O progresso ilimitado além de não ser um conceito grego, nunca foi um conceito dos historiadores. Logo, com Deleuze e Guattari, vemos que a filosofia da história é um conceito particular de determinados filósofos, como na teleologia hegeliana. Existiria talvez algo novo nisto caso comparemos as filosofias da história mais modernas, como a que dita o fim dos tempos, principalmente após a queda do muro de Berlim… O mundo liberal que se impõe guardaria a constituição mais perfeita, não precisando mais de se voltar a antigas formas ou se especular a respeito dela, assim como para Hegel marca o fim da história, seu marco último e mais perfeito, sua própria filosofia, o Terror e Napoleão. É quando o horizonte de expectativas se reduz a tal ponto que delimita um campo de experiência ilimitado. Infinidade não mais no conceito, no porvir, mas na experiência de se viver um mundo definitivamente, e irrevogavelmente (assim acharam os neoliberais), pós-histórico e com muita “liberdade de comércio”, claro.

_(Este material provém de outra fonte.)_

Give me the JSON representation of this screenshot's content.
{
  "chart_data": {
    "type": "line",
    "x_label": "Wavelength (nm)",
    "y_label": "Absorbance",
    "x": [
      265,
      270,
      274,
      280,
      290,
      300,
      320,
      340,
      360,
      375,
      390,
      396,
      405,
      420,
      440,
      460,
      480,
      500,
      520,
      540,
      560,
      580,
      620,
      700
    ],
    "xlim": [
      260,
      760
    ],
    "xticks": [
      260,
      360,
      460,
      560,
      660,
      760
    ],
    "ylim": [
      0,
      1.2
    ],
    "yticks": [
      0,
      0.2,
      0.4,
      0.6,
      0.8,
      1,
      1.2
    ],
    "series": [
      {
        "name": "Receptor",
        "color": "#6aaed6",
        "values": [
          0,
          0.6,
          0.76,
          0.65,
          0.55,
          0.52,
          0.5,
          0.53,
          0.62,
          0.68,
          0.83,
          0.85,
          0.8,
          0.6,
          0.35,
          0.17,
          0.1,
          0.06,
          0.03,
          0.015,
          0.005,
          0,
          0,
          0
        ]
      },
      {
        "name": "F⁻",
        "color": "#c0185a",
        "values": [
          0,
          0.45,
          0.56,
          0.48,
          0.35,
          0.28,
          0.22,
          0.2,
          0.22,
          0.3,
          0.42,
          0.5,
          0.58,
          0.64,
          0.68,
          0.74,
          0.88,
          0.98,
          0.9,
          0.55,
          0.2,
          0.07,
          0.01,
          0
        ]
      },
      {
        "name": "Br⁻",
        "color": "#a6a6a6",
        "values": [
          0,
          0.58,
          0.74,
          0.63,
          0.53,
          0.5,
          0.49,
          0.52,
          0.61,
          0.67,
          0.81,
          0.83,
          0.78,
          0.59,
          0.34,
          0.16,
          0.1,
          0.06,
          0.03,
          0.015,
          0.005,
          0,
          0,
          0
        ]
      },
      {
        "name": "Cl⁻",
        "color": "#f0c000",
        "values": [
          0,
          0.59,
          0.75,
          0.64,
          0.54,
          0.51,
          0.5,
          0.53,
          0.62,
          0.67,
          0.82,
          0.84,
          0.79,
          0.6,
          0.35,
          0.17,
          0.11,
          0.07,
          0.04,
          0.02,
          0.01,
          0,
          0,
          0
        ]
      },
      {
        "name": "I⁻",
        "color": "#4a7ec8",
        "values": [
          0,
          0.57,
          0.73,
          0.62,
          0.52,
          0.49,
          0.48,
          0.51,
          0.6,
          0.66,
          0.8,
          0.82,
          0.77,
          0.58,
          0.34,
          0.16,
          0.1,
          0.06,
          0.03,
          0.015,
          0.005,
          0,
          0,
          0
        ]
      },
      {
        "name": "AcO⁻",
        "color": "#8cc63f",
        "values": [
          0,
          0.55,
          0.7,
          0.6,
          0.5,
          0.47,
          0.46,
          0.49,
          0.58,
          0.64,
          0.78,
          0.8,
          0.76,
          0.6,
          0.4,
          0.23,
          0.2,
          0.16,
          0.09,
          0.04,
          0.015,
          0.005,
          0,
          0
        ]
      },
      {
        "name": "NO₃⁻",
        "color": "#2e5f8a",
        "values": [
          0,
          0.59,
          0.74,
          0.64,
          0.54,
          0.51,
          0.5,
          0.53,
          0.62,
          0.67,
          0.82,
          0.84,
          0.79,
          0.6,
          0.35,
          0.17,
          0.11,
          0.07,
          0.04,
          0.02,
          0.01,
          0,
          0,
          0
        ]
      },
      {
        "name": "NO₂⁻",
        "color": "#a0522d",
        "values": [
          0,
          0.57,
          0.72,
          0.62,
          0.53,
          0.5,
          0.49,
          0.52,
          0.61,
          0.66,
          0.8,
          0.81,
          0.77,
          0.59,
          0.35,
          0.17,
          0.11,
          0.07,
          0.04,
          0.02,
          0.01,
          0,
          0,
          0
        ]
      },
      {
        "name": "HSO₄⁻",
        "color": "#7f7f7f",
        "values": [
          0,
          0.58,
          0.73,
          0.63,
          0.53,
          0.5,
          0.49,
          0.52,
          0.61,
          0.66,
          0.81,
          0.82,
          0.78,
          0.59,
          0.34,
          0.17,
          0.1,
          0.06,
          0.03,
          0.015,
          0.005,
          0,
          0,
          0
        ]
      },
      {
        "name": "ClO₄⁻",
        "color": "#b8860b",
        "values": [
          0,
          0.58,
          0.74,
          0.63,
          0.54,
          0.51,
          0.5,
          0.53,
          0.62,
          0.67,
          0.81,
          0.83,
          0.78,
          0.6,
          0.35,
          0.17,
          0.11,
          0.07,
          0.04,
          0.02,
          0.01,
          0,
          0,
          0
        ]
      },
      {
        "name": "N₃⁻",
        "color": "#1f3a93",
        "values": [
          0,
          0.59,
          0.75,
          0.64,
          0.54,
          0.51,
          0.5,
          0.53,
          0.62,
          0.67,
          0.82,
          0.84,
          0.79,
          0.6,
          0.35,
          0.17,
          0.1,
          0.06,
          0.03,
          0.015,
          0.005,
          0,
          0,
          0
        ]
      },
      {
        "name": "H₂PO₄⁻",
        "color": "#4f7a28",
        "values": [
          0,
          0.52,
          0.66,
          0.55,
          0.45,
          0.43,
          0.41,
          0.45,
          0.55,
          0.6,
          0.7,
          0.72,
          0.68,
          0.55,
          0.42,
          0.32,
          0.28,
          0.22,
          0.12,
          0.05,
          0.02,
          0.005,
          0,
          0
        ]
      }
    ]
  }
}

Ao contrário de Políbio ao lado de Cipião ao assistir o incêndio de Cartago, não puderam prever a inevitável ou a mais do que possível ruína do Império que poderia fazê-los visualizar uma história sem fim… A queda do muro de Berlim, o correlato do incêndio de Cartago, encontrou homens muito, mas muito, menores do que os da Antiguidade.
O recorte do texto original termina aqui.